El Rancho Izaguirre, ubicado en Teuchitlán, Jalisco, es ahora el centro de una investigación federal por su presunta relación con actividades delictivas y violaciones graves a derechos humanos. El caso ha despertado interés internacional debido a los hallazgos encontrados en el sitio.
Alejandro Gertz Manero, fiscal general de la República, informó que en los próximos días se presentarán los resultados periciales y un resumen de los dictámenes técnicos sobre el caso. Hasta ahora, 14 personas han sido judicializadas, y la FGR aseguró que el proceso se lleva con estricto rigor técnico y jurídico.
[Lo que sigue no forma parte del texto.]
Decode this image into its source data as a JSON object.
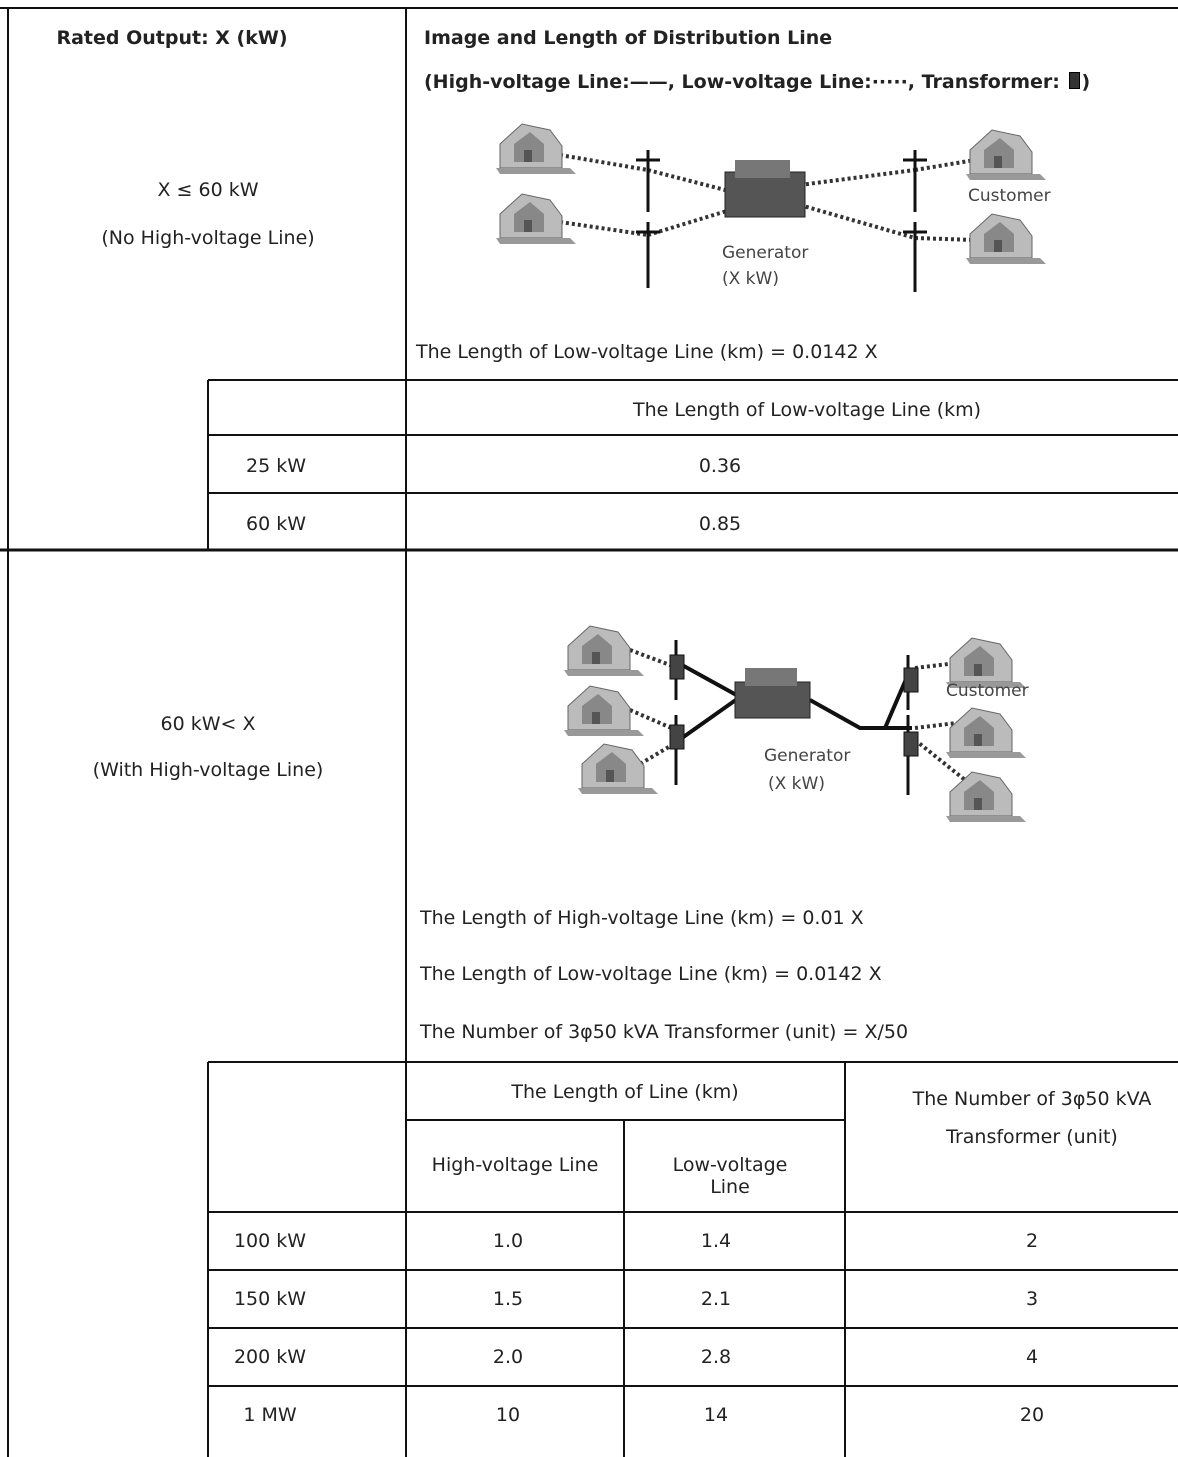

La información será presentada oficialmente el próximo martes en las instalaciones de la FGR en Ciudad de México. El fiscal también confirmó que se han inventariado prendas y objetos personales hallados en el rancho para que puedan ser identificados por familiares de personas desaparecidas.
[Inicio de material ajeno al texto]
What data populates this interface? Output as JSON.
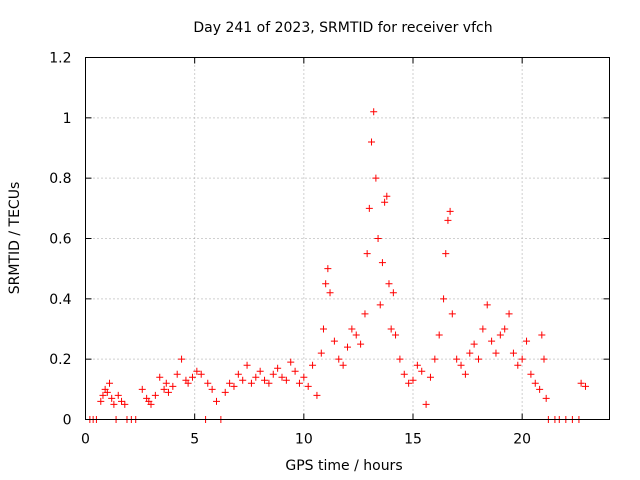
{
  "chart_data": {
    "type": "scatter",
    "title": "Day 241 of 2023, SRMTID for receiver vfch",
    "xlabel": "GPS time / hours",
    "ylabel": "SRMTID / TECUs",
    "xlim": [
      0,
      24
    ],
    "ylim": [
      0,
      1.2
    ],
    "xticks": [
      0,
      5,
      10,
      15,
      20
    ],
    "xtick_labels": [
      "0",
      "5",
      "10",
      "15",
      "20"
    ],
    "yticks": [
      0,
      0.2,
      0.4,
      0.6,
      0.8,
      1.0,
      1.2
    ],
    "ytick_labels": [
      "0",
      "0.2",
      "0.4",
      "0.6",
      "0.8",
      "1",
      "1.2"
    ],
    "grid": true,
    "marker": "+",
    "color": "#ff0000",
    "series": [
      {
        "name": "SRMTID",
        "x": [
          0.2,
          0.35,
          0.5,
          0.7,
          0.8,
          0.9,
          1.0,
          1.1,
          1.2,
          1.3,
          1.4,
          1.5,
          1.65,
          1.8,
          1.9,
          2.1,
          2.3,
          2.6,
          2.8,
          2.9,
          3.0,
          3.2,
          3.4,
          3.6,
          3.7,
          3.8,
          4.0,
          4.2,
          4.4,
          4.6,
          4.7,
          4.9,
          5.1,
          5.3,
          5.5,
          5.6,
          5.8,
          6.0,
          6.2,
          6.4,
          6.6,
          6.8,
          7.0,
          7.2,
          7.4,
          7.6,
          7.8,
          8.0,
          8.2,
          8.4,
          8.6,
          8.8,
          9.0,
          9.2,
          9.4,
          9.6,
          9.8,
          10.0,
          10.2,
          10.4,
          10.6,
          10.8,
          10.9,
          11.0,
          11.1,
          11.2,
          11.4,
          11.6,
          11.8,
          12.0,
          12.2,
          12.4,
          12.6,
          12.8,
          12.9,
          13.0,
          13.1,
          13.2,
          13.3,
          13.4,
          13.5,
          13.6,
          13.7,
          13.8,
          13.9,
          14.0,
          14.1,
          14.2,
          14.4,
          14.6,
          14.8,
          15.0,
          15.2,
          15.4,
          15.6,
          15.8,
          16.0,
          16.2,
          16.4,
          16.5,
          16.6,
          16.7,
          16.8,
          17.0,
          17.2,
          17.4,
          17.6,
          17.8,
          18.0,
          18.2,
          18.4,
          18.6,
          18.8,
          19.0,
          19.2,
          19.4,
          19.6,
          19.8,
          20.0,
          20.2,
          20.4,
          20.6,
          20.8,
          20.9,
          21.0,
          21.1,
          21.2,
          21.5,
          21.7,
          22.0,
          22.3,
          22.6,
          22.7,
          22.9
        ],
        "y": [
          0.0,
          0.0,
          0.0,
          0.06,
          0.08,
          0.1,
          0.09,
          0.12,
          0.07,
          0.05,
          0.0,
          0.08,
          0.06,
          0.05,
          0.0,
          0.0,
          0.0,
          0.1,
          0.07,
          0.06,
          0.05,
          0.08,
          0.14,
          0.1,
          0.12,
          0.09,
          0.11,
          0.15,
          0.2,
          0.13,
          0.12,
          0.14,
          0.16,
          0.15,
          0.0,
          0.12,
          0.1,
          0.06,
          0.0,
          0.09,
          0.12,
          0.11,
          0.15,
          0.13,
          0.18,
          0.12,
          0.14,
          0.16,
          0.13,
          0.12,
          0.15,
          0.17,
          0.14,
          0.13,
          0.19,
          0.16,
          0.12,
          0.14,
          0.11,
          0.18,
          0.08,
          0.22,
          0.3,
          0.45,
          0.5,
          0.42,
          0.26,
          0.2,
          0.18,
          0.24,
          0.3,
          0.28,
          0.25,
          0.35,
          0.55,
          0.7,
          0.92,
          1.02,
          0.8,
          0.6,
          0.38,
          0.52,
          0.72,
          0.74,
          0.45,
          0.3,
          0.42,
          0.28,
          0.2,
          0.15,
          0.12,
          0.13,
          0.18,
          0.16,
          0.05,
          0.14,
          0.2,
          0.28,
          0.4,
          0.55,
          0.66,
          0.69,
          0.35,
          0.2,
          0.18,
          0.15,
          0.22,
          0.25,
          0.2,
          0.3,
          0.38,
          0.26,
          0.22,
          0.28,
          0.3,
          0.35,
          0.22,
          0.18,
          0.2,
          0.26,
          0.15,
          0.12,
          0.1,
          0.28,
          0.2,
          0.07,
          0.0,
          0.0,
          0.0,
          0.0,
          0.0,
          0.0,
          0.12,
          0.11
        ]
      }
    ]
  }
}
El predio fue descubierto por la Guardia Nacional en septiembre de 2024, donde se localizó una casa de seguridad, un centro de adiestramiento, armas, equipo táctico y víctimas privadas de la libertad. Sin embargo, en marzo de 2025, una nueva búsqueda encabezada por un colectivo reveló tres crematorios clandestinos, huesos calcinados, ropa e identificaciones.
Se presume que el lugar está vinculado al Cártel Jalisco Nueva Generación. La situación expone nuevamente la crisis de desapariciones en Jalisco, entidad que suma más de 15 mil reportes desde 2018, con altos índices en municipios como Guadalajara, Zapopan y Lagos de Moreno.
Las autoridades continúan con la investigación y han reiterado su compromiso de llegar “hasta todas las consecuencias”.